Veterans Day 2018

militaryI have never served in the U.S. military.   In the late sixties, when young men my age were staring the draft in the eye … with horrible images of the Vietnam War staring back at us from our TVs every night … I was working for a defense company that designed equipment for the Navy’s submarines, at that time considered a major deterrent against attack by Russian submarines.   I filed for a deferment with the support of my employer who was willing to state that my work was critical to national security and … four defermonths later … I received a letter stating that my request had been denied.  I was officially draftable.  Recently married and not wanting to spend two years of my life in the jungles of Vietnam, I applied and was accepted to the Air Force Officer Candidate School.  A few days before I was ready to accept my commission, I got a second letter saying my deferment had been granted.

Fifty years later, I rarely recall my almost-call to military service.   After all, I wasn’t a draft dodger.  I didn’t run off to Canada.  My government agreed that what I was doing as a civilian was more important than being a soldier.  But on two holidays a year … Veterans Day and Memorial Day  …  I join the chorus of citizens thanking those who have served and those who have died during their service.   My thanks are genuine but tinged with a sense of gratitude that I didn’t have to and guilt that I didn’t.  I know from other articles on the internet that I am not alone.

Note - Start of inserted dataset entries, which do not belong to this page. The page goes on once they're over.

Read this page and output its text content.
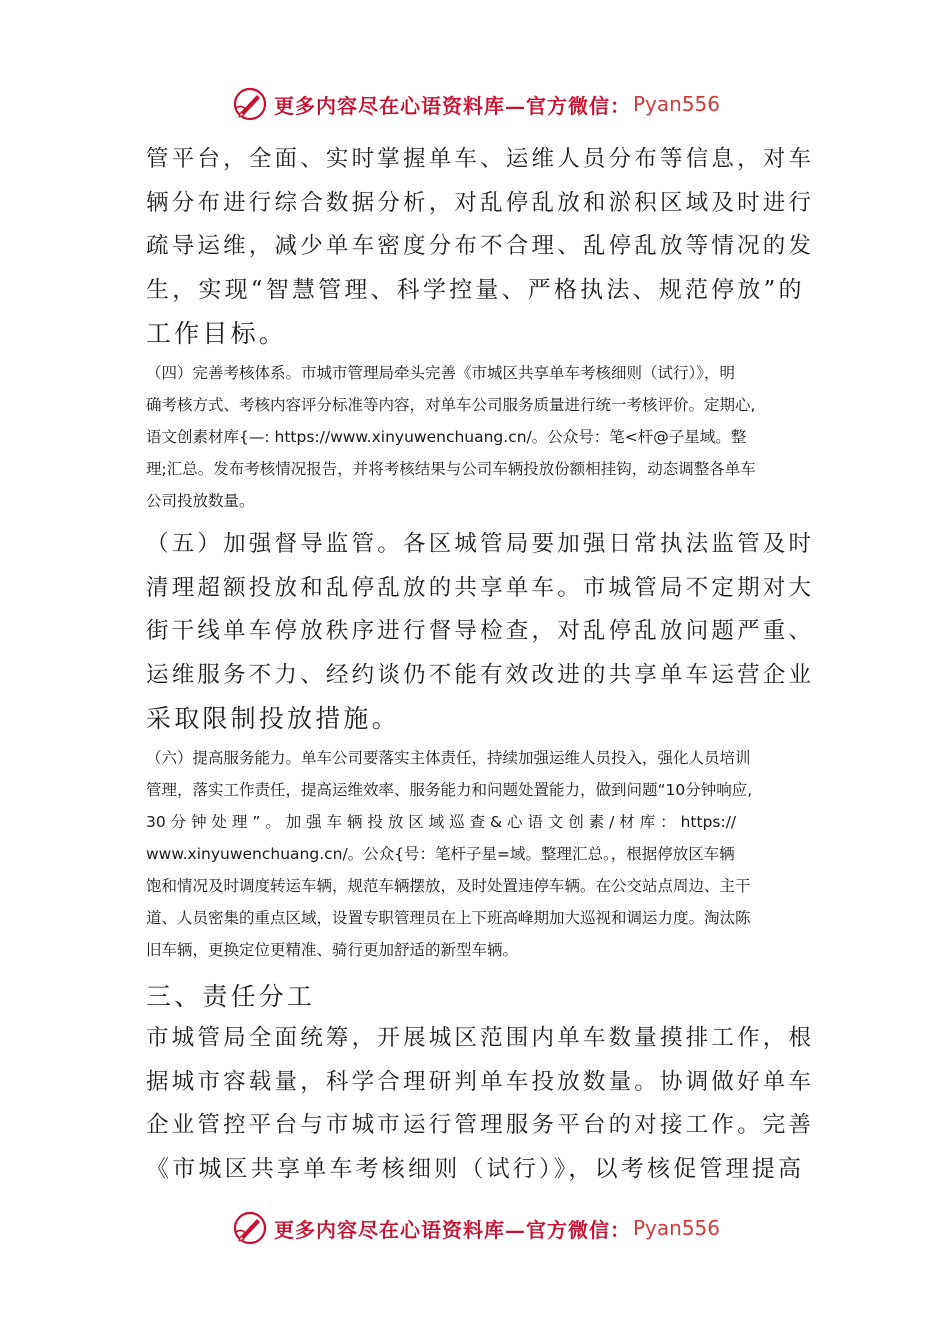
更多内容尽在心语资料库—官方微信： Pyan556
管平台，全面、实时掌握单车、运维人员分布等信息，对车
辆分布进行综合数据分析，对乱停乱放和淤积区域及时进行
疏导运维，减少单车密度分布不合理、乱停乱放等情况的发
生，实现“智慧管理、科学控量、严格执法、规范停放”的
工作目标。
（四）完善考核体系。市城市管理局牵头完善《市城区共享单车考核细则（试行）》，明
确考核方式、考核内容评分标准等内容，对单车公司服务质量进行统一考核评价。定期心,
语文创素材库{—: https://www.xinyuwenchuang.cn/。公众号：笔<杆@子星域。整
理;汇总。发布考核情况报告，并将考核结果与公司车辆投放份额相挂钩，动态调整各单车
公司投放数量。
（五）加强督导监管。各区城管局要加强日常执法监管及时
清理超额投放和乱停乱放的共享单车。市城管局不定期对大
街干线单车停放秩序进行督导检查，对乱停乱放问题严重、
运维服务不力、经约谈仍不能有效改进的共享单车运营企业
采取限制投放措施。
（六）提高服务能力。单车公司要落实主体责任，持续加强运维人员投入，强化人员培训
管理，落实工作责任，提高运维效率、服务能力和问题处置能力，做到问题“10分钟响应,
30 分 钟 处 理 ” 。 加 强 车 辆 投 放 区 域 巡 查 & 心 语 文 创 素 / 材 库 ： https://
www.xinyuwenchuang.cn/。公众{号：笔杆子星=域。整理汇总。，根据停放区车辆
饱和情况及时调度转运车辆，规范车辆摆放，及时处置违停车辆。在公交站点周边、主干
道、人员密集的重点区域，设置专职管理员在上下班高峰期加大巡视和调运力度。淘汰陈
旧车辆，更换定位更精准、骑行更加舒适的新型车辆。
三、责任分工
市城管局全面统筹，开展城区范围内单车数量摸排工作，根
据城市容载量，科学合理研判单车投放数量。协调做好单车
企业管控平台与市城市运行管理服务平台的对接工作。完善
《市城区共享单车考核细则（试行）》，以考核促管理提高
更多内容尽在心语资料库—官方微信： Pyan556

In an article in The Federalist titled 3 Reasons to Stop Thanking Me for My Military Service, Stanton S. Coerr, former marine says: Thanking veterans for their service is like flying the flag in front of your house or going to confession: (it) lets you off the hook for what you have—or haven’t—done.  Every time I am thanked for my service, he continues, I stop myself from asking, “And what about yours?” I do not want you to also serve the military, but I do want you to serve our country, your city, your town, the local school. What are you doing to help? Are you volunteering at the hospital? The soup kitchen? Are you helping that elementary-school teacher in the inner city, the one who is buying her students pencils from her own pocket because the school district cannot? Are you donating to the fire department down the street?

I’m not suggesting we don’t Say Thank You to veterans, I’m asking that we Do Thank You.  According to Five-Thirty-Eight, 7.3 percent of all living Americans have served in the military at some point in their lives — 1.4 percent of all female Americans have ever served in the armed services, compared to 13.4 percent of all male Americans.  With so many who have not served, wouldn’t a better way to say thanks be to turn any sense of guilt for not serving into an inventory of what we’ve done for our country and our fellow Americans this year?  Then dedicate ourselves to doing more in the next year for the country they served?  Think about it.

Oh, yes.  Thank you for your service, veterans.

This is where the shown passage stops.